Anything crazier than usual happen? I woke up in a stairway with my cock out.
I thought he was joking about bailing you out until I saw the picture of you and the sheep in the morning paper. Were those my boots you had on it
you made your cat watch a peta video with you, so you could show it how just how good its life is
theres so much semen in my vacuum cleaner...
She devotes each year to either men or women. I waited all year for her to be straight, tonights the night.
Well at least the house will be decorated when u get evicted.
I asked this couple what they would like to drink and they leaned toward me eagerly and asked if we still have THE root beer ... Idk if this is code for please add cocaine to my drink
We fucked on shrooms.
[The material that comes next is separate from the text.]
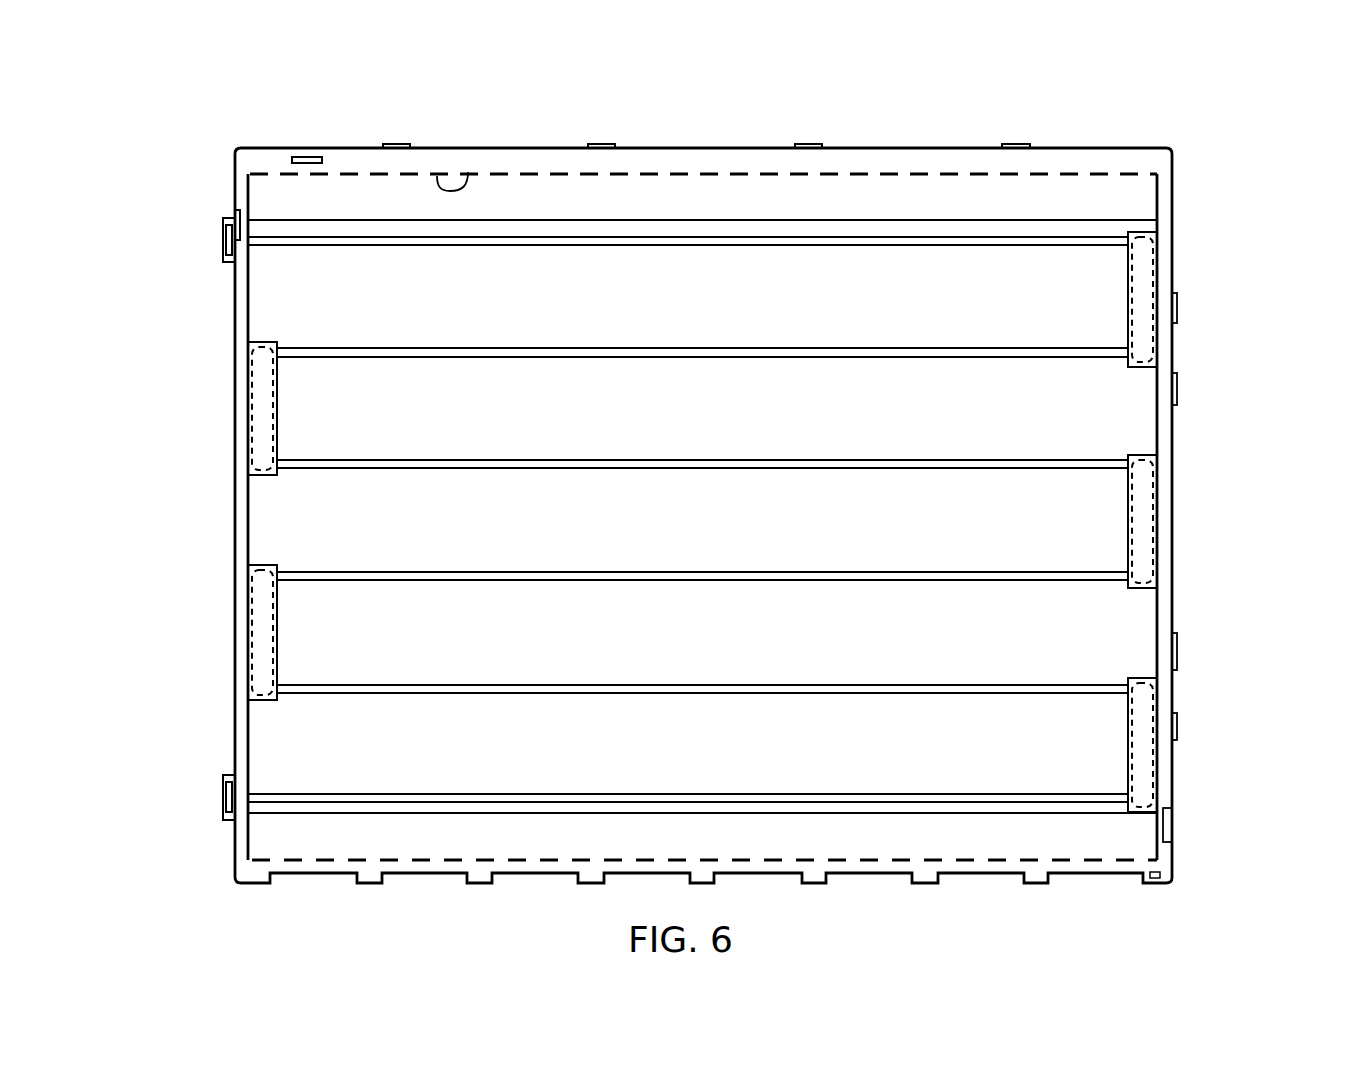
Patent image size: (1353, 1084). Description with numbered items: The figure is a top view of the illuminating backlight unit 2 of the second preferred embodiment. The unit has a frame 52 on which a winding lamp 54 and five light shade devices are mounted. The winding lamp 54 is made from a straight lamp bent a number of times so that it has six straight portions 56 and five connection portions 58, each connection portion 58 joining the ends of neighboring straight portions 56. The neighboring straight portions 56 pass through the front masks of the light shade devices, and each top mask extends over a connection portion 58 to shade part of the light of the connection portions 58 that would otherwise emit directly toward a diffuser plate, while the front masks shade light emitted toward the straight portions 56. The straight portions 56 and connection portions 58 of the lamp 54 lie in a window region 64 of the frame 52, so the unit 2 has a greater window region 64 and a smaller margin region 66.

It's like his dick was a beam of light and when I came I turned into a prism and my orgasms were made of rainbows.
It wasn't a basement apartment, it's his parents basement. And he wanted to show me his pet tarantula collection. I NOPED THE FUCK OUT!
Mid stroke she told me she'd had bigger. Replied I could tell. Sex ended right at that moment.
My card got declined when I tried to buy dippin dots at 2 am, the lady gave them to me for free because "I looked like I needed them."
Their children would look like the Michelin man and smell like chef Boyardee
I cannot lay down. I will throw up my life and your life and the class hamster I had in third grade.
So my POF profile is full of Archer references. Only guys who get them will be getting any response to their messages.
I'm not too sure what happened last night, but by the looks of it, we must have gotten drunk with zebras.